Shout!, Philip Norman
The event, which took place at Litherland Town Hall on 27 December 1960, billed the group as ‘Direct from Hamburg’. It was on this night that The Beatles met Neil Aspinall, who would later become their road manager and trusted friend.
We got a gig. Allan Williams put us in touch with a guy called Bob Wooler, a compère on the dance-hall circuit. He tried us out one night and put an ad in the paper: ‘Direct from Hamburg: The Beatles’. And we probably looked German, too; very different from all the other groups, with our leather jackets. We looked funny and we played differently. We went down a bomb.
Wooler secured The Beatles a number of other gigs with Brian Kelly, and helped spread their name around Liverpool.

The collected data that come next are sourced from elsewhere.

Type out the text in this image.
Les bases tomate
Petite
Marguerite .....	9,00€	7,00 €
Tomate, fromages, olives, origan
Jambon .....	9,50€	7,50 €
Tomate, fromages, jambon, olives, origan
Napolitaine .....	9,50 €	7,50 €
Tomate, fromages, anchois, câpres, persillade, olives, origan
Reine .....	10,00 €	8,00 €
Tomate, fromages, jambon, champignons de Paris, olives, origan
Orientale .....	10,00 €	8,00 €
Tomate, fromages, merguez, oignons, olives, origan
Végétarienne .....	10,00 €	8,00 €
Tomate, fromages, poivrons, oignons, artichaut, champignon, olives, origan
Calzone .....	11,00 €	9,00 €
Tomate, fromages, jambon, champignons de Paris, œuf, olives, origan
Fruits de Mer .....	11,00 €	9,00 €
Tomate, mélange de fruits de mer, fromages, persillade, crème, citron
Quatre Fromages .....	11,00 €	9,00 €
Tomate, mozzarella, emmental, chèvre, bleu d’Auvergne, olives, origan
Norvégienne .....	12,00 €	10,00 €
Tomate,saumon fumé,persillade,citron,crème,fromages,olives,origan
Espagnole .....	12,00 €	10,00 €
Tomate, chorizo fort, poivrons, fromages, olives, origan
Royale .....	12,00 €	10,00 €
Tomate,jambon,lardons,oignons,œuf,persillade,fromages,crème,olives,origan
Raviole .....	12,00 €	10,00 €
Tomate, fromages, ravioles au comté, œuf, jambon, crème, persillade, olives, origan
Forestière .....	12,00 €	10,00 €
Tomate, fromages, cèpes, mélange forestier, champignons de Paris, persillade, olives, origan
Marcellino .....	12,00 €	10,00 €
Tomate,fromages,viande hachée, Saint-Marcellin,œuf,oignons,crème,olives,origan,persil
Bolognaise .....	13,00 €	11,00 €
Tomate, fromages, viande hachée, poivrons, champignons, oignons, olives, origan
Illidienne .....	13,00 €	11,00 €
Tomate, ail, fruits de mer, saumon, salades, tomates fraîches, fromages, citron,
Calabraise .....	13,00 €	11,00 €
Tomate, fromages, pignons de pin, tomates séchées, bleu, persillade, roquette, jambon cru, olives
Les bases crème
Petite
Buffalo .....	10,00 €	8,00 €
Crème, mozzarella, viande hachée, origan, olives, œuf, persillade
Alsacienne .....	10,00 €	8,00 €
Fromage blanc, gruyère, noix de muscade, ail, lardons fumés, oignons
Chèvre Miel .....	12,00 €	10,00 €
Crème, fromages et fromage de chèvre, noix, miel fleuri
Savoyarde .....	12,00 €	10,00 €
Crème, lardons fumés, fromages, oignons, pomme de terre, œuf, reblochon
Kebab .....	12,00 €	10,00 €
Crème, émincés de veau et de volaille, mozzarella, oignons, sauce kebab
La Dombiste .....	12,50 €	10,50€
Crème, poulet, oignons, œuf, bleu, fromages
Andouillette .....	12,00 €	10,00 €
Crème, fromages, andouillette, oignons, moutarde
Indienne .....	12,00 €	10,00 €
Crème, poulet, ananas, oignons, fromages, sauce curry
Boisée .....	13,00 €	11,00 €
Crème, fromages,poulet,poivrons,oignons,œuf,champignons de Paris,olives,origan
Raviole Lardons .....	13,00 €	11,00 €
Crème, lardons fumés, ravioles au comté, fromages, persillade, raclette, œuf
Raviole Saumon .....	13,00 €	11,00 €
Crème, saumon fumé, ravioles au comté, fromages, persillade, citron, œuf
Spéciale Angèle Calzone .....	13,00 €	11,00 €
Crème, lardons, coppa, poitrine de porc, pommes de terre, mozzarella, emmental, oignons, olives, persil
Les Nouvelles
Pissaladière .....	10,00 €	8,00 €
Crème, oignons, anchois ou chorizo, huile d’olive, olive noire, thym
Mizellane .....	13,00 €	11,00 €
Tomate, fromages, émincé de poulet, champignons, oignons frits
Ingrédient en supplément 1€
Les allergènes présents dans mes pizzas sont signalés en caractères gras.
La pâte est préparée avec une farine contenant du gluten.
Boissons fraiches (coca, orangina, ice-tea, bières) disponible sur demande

As a disc jockey, he was an unlikely figure with his round face, his earnest politeness and devotion to word-play and puns. He loved to draft elaborate posters and handbills in which, for example, the initial letters of Litherland Town Hall served additionally to spell ‘Lively Time Here’, and all the bus routes to the hall would be microscopically detailed. ‘Jive Fans!’ a Wooler handbill would say, ”This is It!’ In neat capital letters., he would draft the evening’s running order, murmuring to himself such cautionary slogans as ‘Horses for courses. Menus for venues.’ Somehow, in the shabby jive halls, he maintained the gravitas of a Roman senator, wagging his large forefinger as he strove to impress on beer-crazed 17-year-olds that punctuality and politeness were the primary virtues in life. Yet his voice, through the microphone, was as rich and relaxed as the best to be heard on Radio Luxembourg.
Bob Wooler became the Cavern Club’s compère one lunchtime in 1961, after being persuaded to speak into the stage microphone following a performance.
I did it just as the people were going out. I said, ‘Remember all you cave-dwellers, the Cavern is the best of cellars.’ I’d prepared that little pun on Peter Sellers’ album The Best Of Sellers. [Cavern owner] Ray McFall came across. I thought I was going to get a lecture; but instead he offered me the job of compèring the lunchtime sessions.
Shout!, Philip Norman
Wooler persuaded McFall to allow The Beatles to perform at the Cavern. Their first show was in January 1961, and their popularity ensured a succession of repeat performances.
The Cavern DJ booth was a small room to the left of the stage, which doubled as a dressing room for the performing acts. He took great delight in working the audiences into heightened states of excitement with his announcements.
Wooler also wrote a regular column for Bill Harry‘s Mersey Beat music newspaper. His first article appeared in the 31 August 1961 issue, and spoke enthusiastically about The Beatles.
Seemingly unambitious yet fluctuating between the self-assured and the vulnerable. Truly a phenomenon – and also a predicament to promoters. Such are the fantastic Beatles. I don’t think anything like them will happen again.